‘Who were the Belassis’?—the seniors, I mean? Were they not very much below your family in social position?’

‘Yes, I always thought so. I always wondered how Celia could make such a marriage, though we ought not to be proud I suppose; and Alfred Belassis had very good worldly prospects.’

‘I want you to tell me how it all came about, so far as you know the story. Begin with the father. How did the intimacy between the families begin?’

‘The father was James Belassis. He was a solicitor in the town of Darwen—where the coach stops, you know. He was a respectable kind of man, but not a gentleman. Nobody knew much about him until father—our father, I mean—found out that he was a very clever man of business, and gradually put all his affairs into his hands. Other people followed father’s example, and Belassis soon found himself in very much improved circumstances, and on the high-road to wealth. He had been a careful, saving man always, and had made a fair amount of money before; and I can remember father saying one day, that he had a son whom he had educated almost like a gentleman, and who was, he fancied, rather wild.’

‘When did all this take place?’ asked Phil.

‘I don’t exactly know when father first employed Belassis. It must have been when I was quite a girl. But it was, I think, in 1843 that Alfred Belassis first appeared upon the scene.’

‘What made him come?’

‘His father sent for him. He was getting on so well that he wanted his son to come and take a share of the business, and learn enough to step into his shoes. Alfred had been in the office when quite young; but his father had indulged him, and it had ended by his going off to see the world, that he might be made into a gentleman.’

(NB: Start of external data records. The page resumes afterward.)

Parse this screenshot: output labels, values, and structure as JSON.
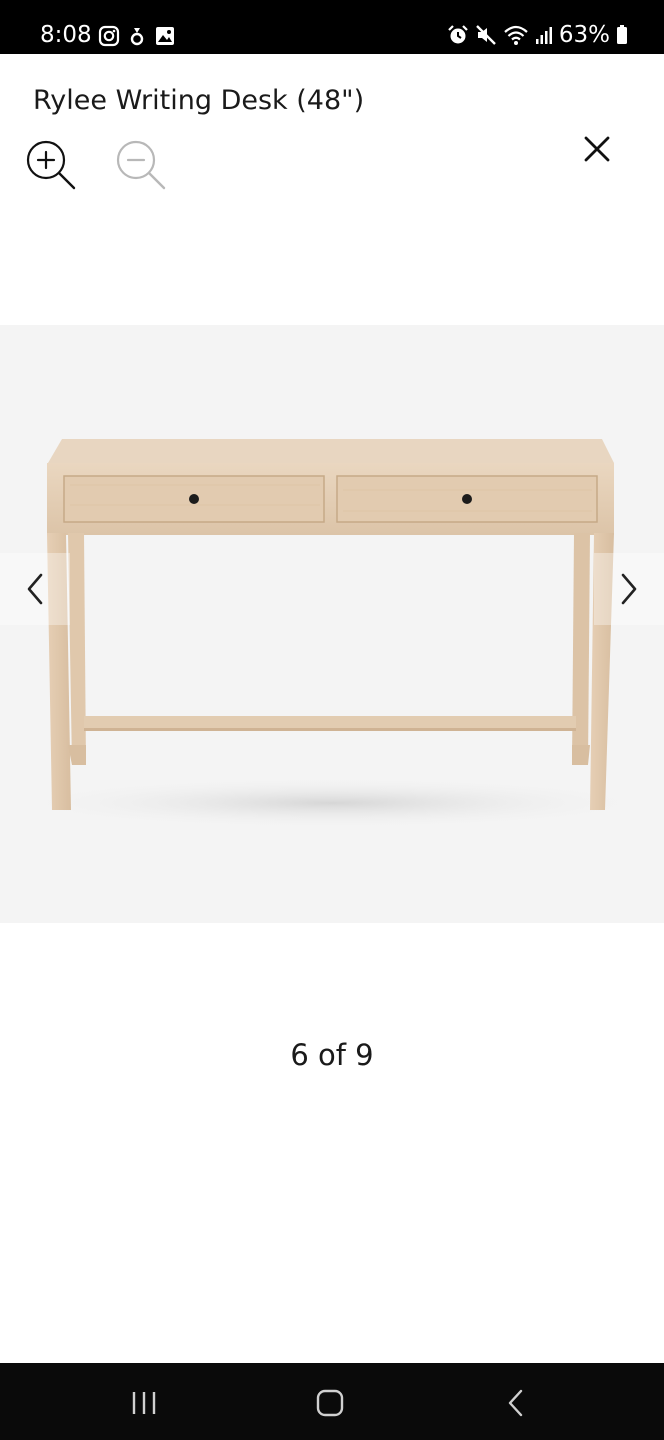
{
  "status_bar": {
    "time": "8:08",
    "battery": "63%",
    "left_icons": [
      "instagram-icon",
      "notification-icon",
      "gallery-icon"
    ],
    "right_icons": [
      "alarm-icon",
      "mute-icon",
      "wifi-icon",
      "signal-icon",
      "battery-icon"
    ]
  },
  "viewer": {
    "title": "Rylee Writing Desk (48\")",
    "zoom_in_icon": "zoom-in-icon",
    "zoom_out_icon": "zoom-out-icon",
    "close_icon": "close-icon",
    "prev_icon": "chevron-left-icon",
    "next_icon": "chevron-right-icon",
    "counter": "6 of 9",
    "image_subject": "light wood writing desk with two drawers"
  },
  "nav_bar": {
    "icons": [
      "recent-apps-icon",
      "home-icon",
      "back-icon"
    ]
  },
  "colors": {
    "status_bar_bg": "#000000",
    "nav_bar_bg": "#0a0a0a",
    "image_bg": "#f4f4f4",
    "text": "#1a1a1a",
    "wood": "#e3cdb4"
  }
}
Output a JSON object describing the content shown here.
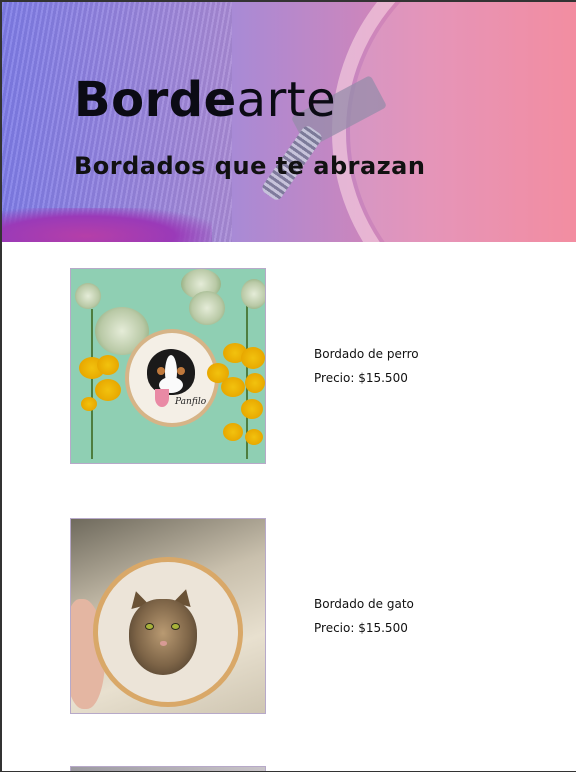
{
  "hero": {
    "title_bold": "Borde",
    "title_light": "arte",
    "subtitle": "Bordados que te abrazan"
  },
  "products": [
    {
      "name": "Bordado de perro",
      "price": "Precio: $15.500",
      "image": "embroidered-dog-hoop",
      "signature": "Panfilo"
    },
    {
      "name": "Bordado de gato",
      "price": "Precio: $15.500",
      "image": "embroidered-cat-hoop"
    }
  ],
  "colors": {
    "hero_gradient_start": "#7e7ce8",
    "hero_gradient_end": "#ef7a90",
    "background": "#ffffff",
    "text": "#111111"
  }
}
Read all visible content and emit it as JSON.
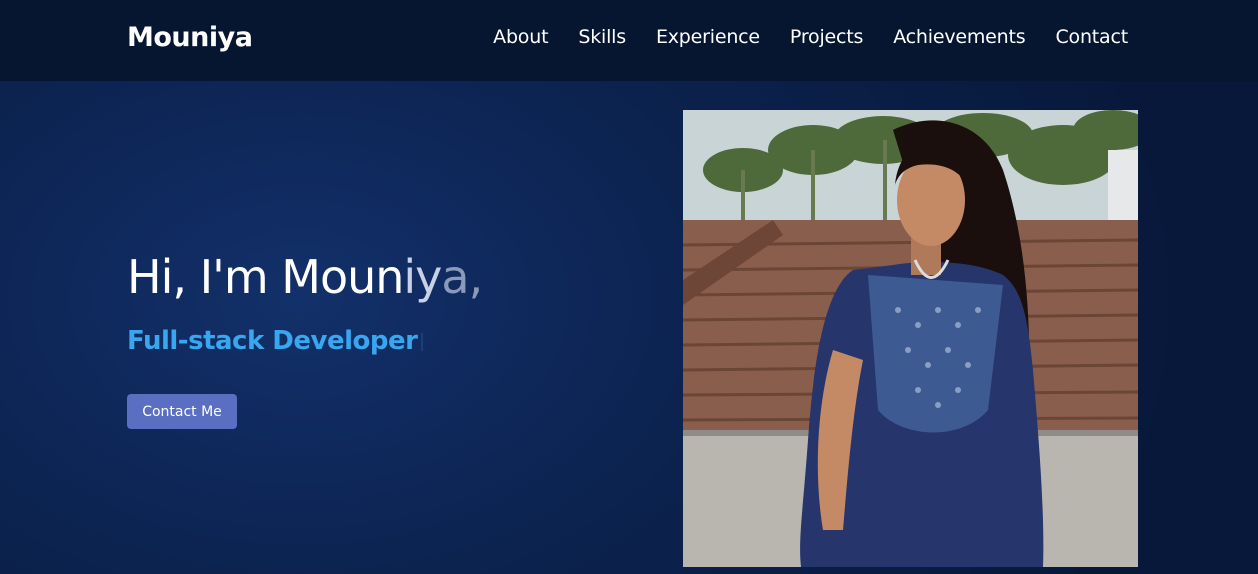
{
  "header": {
    "brand": "Mouniya",
    "nav": [
      {
        "label": "About"
      },
      {
        "label": "Skills"
      },
      {
        "label": "Experience"
      },
      {
        "label": "Projects"
      },
      {
        "label": "Achievements"
      },
      {
        "label": "Contact"
      }
    ]
  },
  "hero": {
    "greeting_main": "Hi, I'm Moun",
    "greeting_fade1": "iy",
    "greeting_fade2": "a,",
    "role": "Full-stack Developer",
    "cta_label": "Contact Me"
  },
  "colors": {
    "accent": "#39a6f0",
    "button": "#5a6fc2",
    "nav_bg": "#061530"
  }
}
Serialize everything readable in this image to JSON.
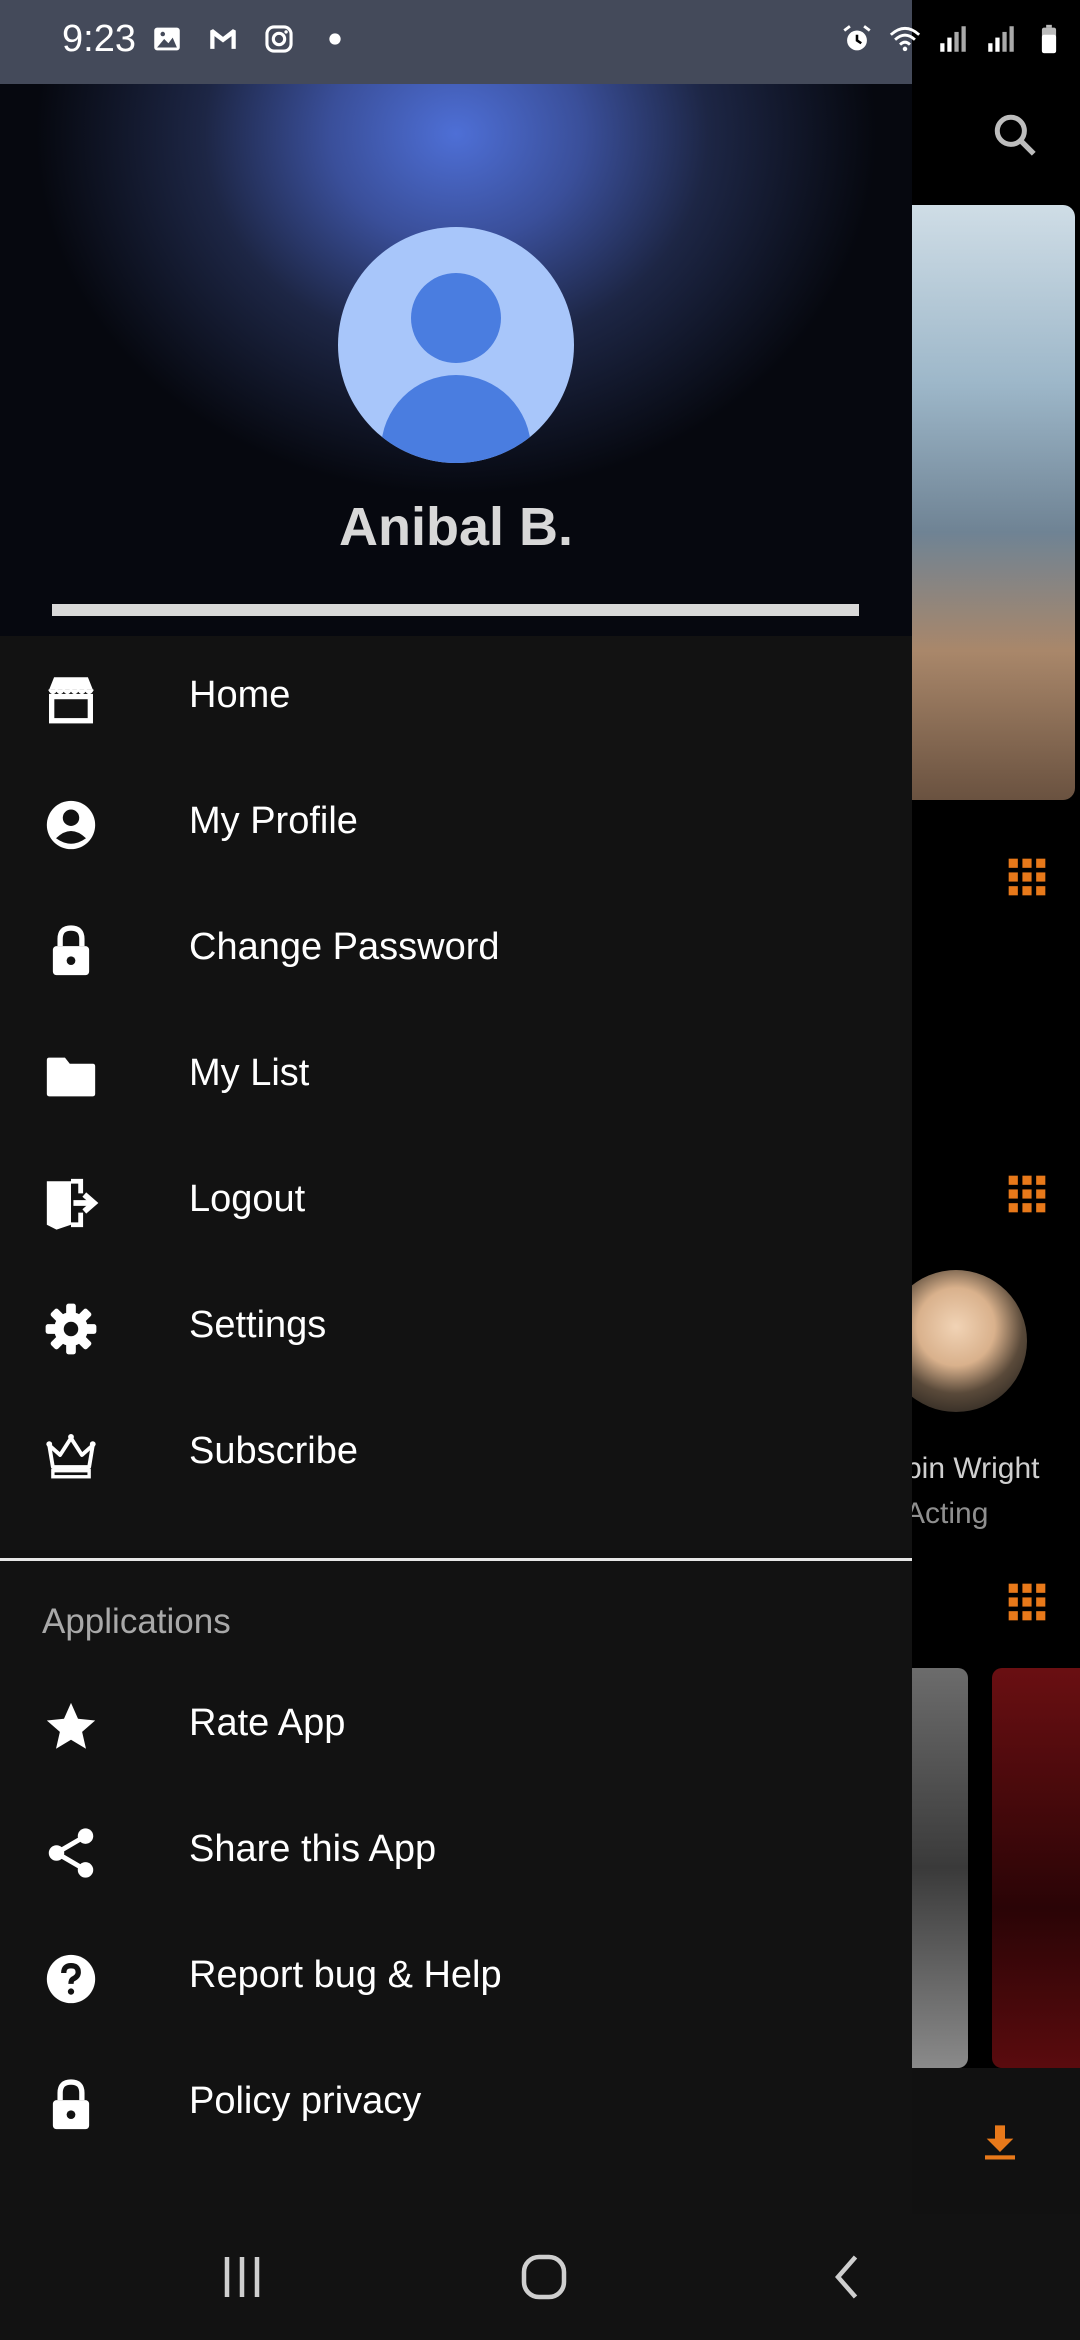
{
  "status_bar": {
    "time": "9:23",
    "left_icons": [
      "gallery-icon",
      "gmail-icon",
      "instagram-icon",
      "dot-icon"
    ],
    "right_icons": [
      "alarm-icon",
      "wifi-icon",
      "signal-icon",
      "signal-icon",
      "battery-icon"
    ]
  },
  "drawer": {
    "user_name": "Anibal B.",
    "avatar_icon": "account-icon",
    "menu_items": [
      {
        "label": "Home",
        "icon": "store-icon"
      },
      {
        "label": "My Profile",
        "icon": "account-circle-icon"
      },
      {
        "label": "Change Password",
        "icon": "lock-icon"
      },
      {
        "label": "My List",
        "icon": "folder-icon"
      },
      {
        "label": "Logout",
        "icon": "logout-icon"
      },
      {
        "label": "Settings",
        "icon": "gear-icon"
      },
      {
        "label": "Subscribe",
        "icon": "crown-icon"
      }
    ],
    "section_header": "Applications",
    "app_items": [
      {
        "label": "Rate App",
        "icon": "star-icon"
      },
      {
        "label": "Share this App",
        "icon": "share-icon"
      },
      {
        "label": "Report bug & Help",
        "icon": "help-icon"
      },
      {
        "label": "Policy privacy",
        "icon": "lock-icon"
      }
    ]
  },
  "background": {
    "person_name": "bin Wright",
    "person_role": "Acting",
    "accent_color": "#e8791a"
  },
  "navbar": {
    "buttons": [
      "recents-icon",
      "home-icon",
      "back-icon"
    ]
  },
  "colors": {
    "drawer_bg": "#121212",
    "avatar_bg": "#a8c6fa",
    "avatar_fg": "#4a7de0"
  }
}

‘The world must be congratulated on the gentleman it has turned out,’ remarked Tor. ‘Well, the young man came back in ’43, did he?—to a sudden prospect of wealth and importance; and what then?’

‘I have always thought it was at that time that James Belassis began to have hopes of making a good marriage for his son, and I believe he always had his eye upon one of our father’s three daughters. We were not bad-looking girls, Maud, Celia, and I; but men—marriageable men—were scarce, and it was not to be wondered at if James Belassis should make such a plan. His son would be rich, and he had had a gentleman’s education, and was not a match to be utterly despised in these parts; I think our father secretly favoured him. He wanted his daughters well married, I know.’